[TASK] Performance improvement on indexing process 75/20275/8
authorRalf Hettinger <ng@ralfhettinger.de>
Sun, 28 Apr 2013 19:48:54 +0000 (21:48 +0200)
committerWouter Wolters <typo3@wouterwolters.nl>
Fri, 3 Oct 2014 09:46:20 +0000 (11:46 +0200)
Use exec_INSERTmultipleRows instead of exec_INSERTquery for
submitting indexer results to table index_rel. This may save _a lot_
of I/O load, especially when a page contains many words to be indexed.
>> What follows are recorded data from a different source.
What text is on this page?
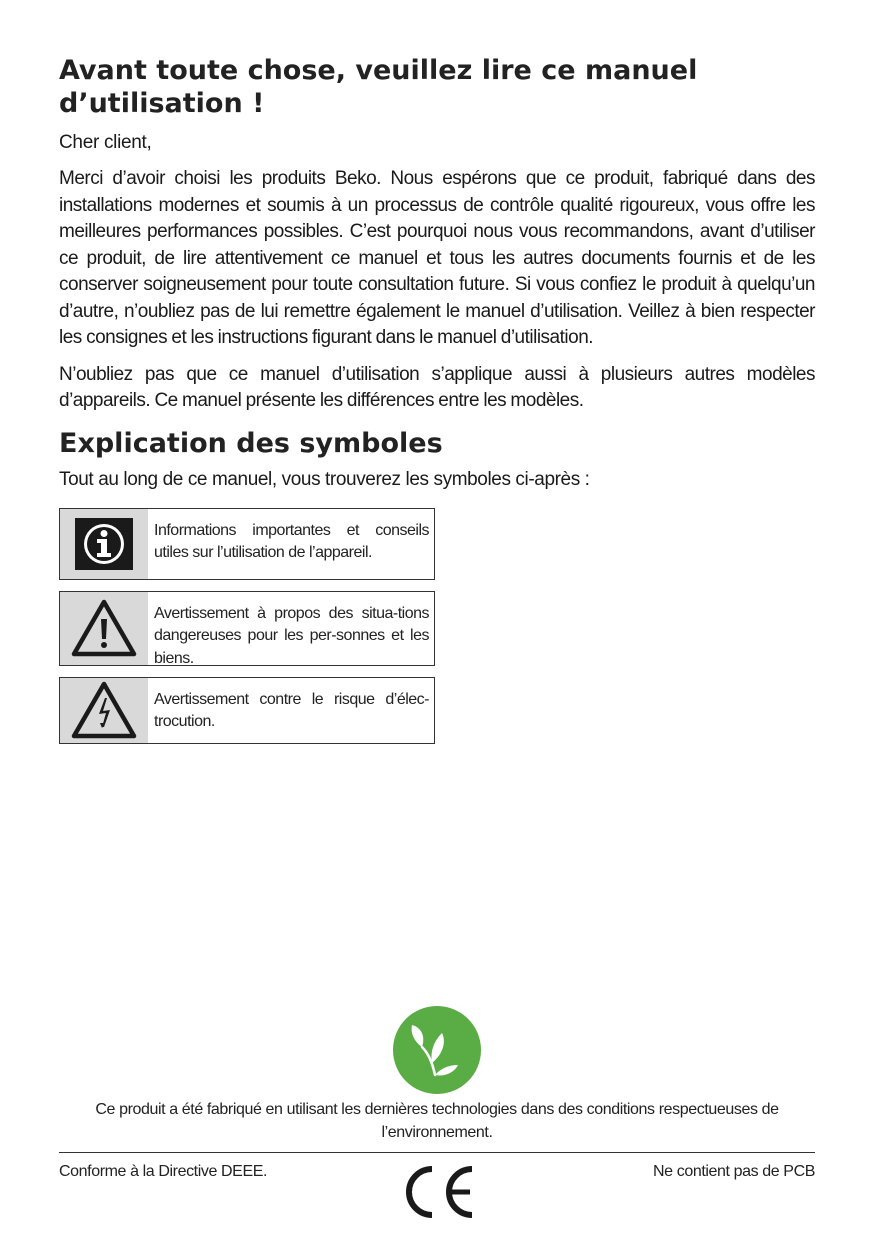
Avant toute chose, veuillez lire ce manuel
d’utilisation !

Cher client,

Merci d’avoir choisi les produits Beko. Nous espérons que ce produit, fabriqué dans des installations modernes et soumis à un processus de contrôle qualité rigoureux, vous offre les meilleures performances possibles. C’est pourquoi nous vous recommandons, avant d’utiliser ce produit, de lire attentivement ce manuel et tous les autres documents fournis et de les conserver soigneusement pour toute consultation future. Si vous confiez le produit à quelqu’un d’autre, n’oubliez pas de lui remettre également le manuel d’utilisation. Veillez à bien respecter les consignes et les instructions figurant dans le manuel d’utilisation.

N’oubliez pas que ce manuel d’utilisation s’applique aussi à plusieurs autres modèles d’appareils. Ce manuel présente les différences entre les modèles.

Explication des symboles

Tout au long de ce manuel, vous trouverez les symboles ci-après :

Informations importantes et conseils utiles sur l’utilisation de l’appareil.
Avertissement à propos des situa-tions dangereuses pour les per-sonnes et les biens.
Avertissement contre le risque d’élec-trocution.
Ce produit a été fabriqué en utilisant les dernières technologies dans des conditions respectueuses de l’environnement.
Conforme à la Directive DEEE.	Ne contient pas de PCB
Skip words marked as stopWords to prevent flooding of index_rel table.

Resolves: #38742
Resolves: #18599
Releases: master
Change-Id: Ia729e6632124692cabe7d5ebe079db7d6795b809
Reviewed-on: http://review.typo3.org/20275
Reviewed-by: Markus Klein <klein.t3@reelworx.at>
Tested-by: Markus Klein <klein.t3@reelworx.at>
Reviewed-by: Wouter Wolters <typo3@wouterwolters.nl>
Tested-by: Wouter Wolters <typo3@wouterwolters.nl>
typo3/sysext/indexed_search/Classes/Indexer.php

index c964a51..4cd8fb6 100644 (file)
@@ -1993,18 +1993,25 @@ class Indexer {
         */
        public function submitWords($wordList, $phash) {
                if (\TYPO3\CMS\IndexedSearch\Utility\IndexedSearchUtility::isTableUsed('index_rel')) {
+                       $stopWords = $GLOBALS['TYPO3_DB']->exec_SELECTgetRows('wid', 'index_words', 'is_stopword != 0', '', '', '', 'wid');
+
                        $GLOBALS['TYPO3_DB']->exec_DELETEquery('index_rel', 'phash=' . (int)$phash);
+                       $fields = array('phash', 'wid', 'count', 'first', 'freq', 'flags');
+                       $rows = array();
                        foreach ($wordList as $val) {
-                               $insertFields = array(
-                                       'phash' => (int)$phash,
-                                       'wid' => (int)$val['hash'],
-                                       'count' => (int)$val['count'],
-                                       'first' => (int)$val['first'],
-                                       'freq' => $this->freqMap($val['count'] / $this->wordcount),
-                                       'flags' => $val['cmp'] & $this->flagBitMask
+                               if (isset($stopWords[$val['hash']])) {
+                                       continue;
+                               }
+                               $rows[] = array(
+                                       (int)$phash,
+                                       (int)$val['hash'],
+                                       (int)$val['count'],
+                                       (int)$val['first'],
+                                       $this->freqMap($val['count'] / $this->wordcount),
+                                       $val['cmp'] & $this->flagBitMask
                                );
-                               $GLOBALS['TYPO3_DB']->exec_INSERTquery('index_rel', $insertFields);
                        }
+                       $GLOBALS['TYPO3_DB']->exec_INSERTmultipleRows('index_rel', $fields, $rows);
                }
        }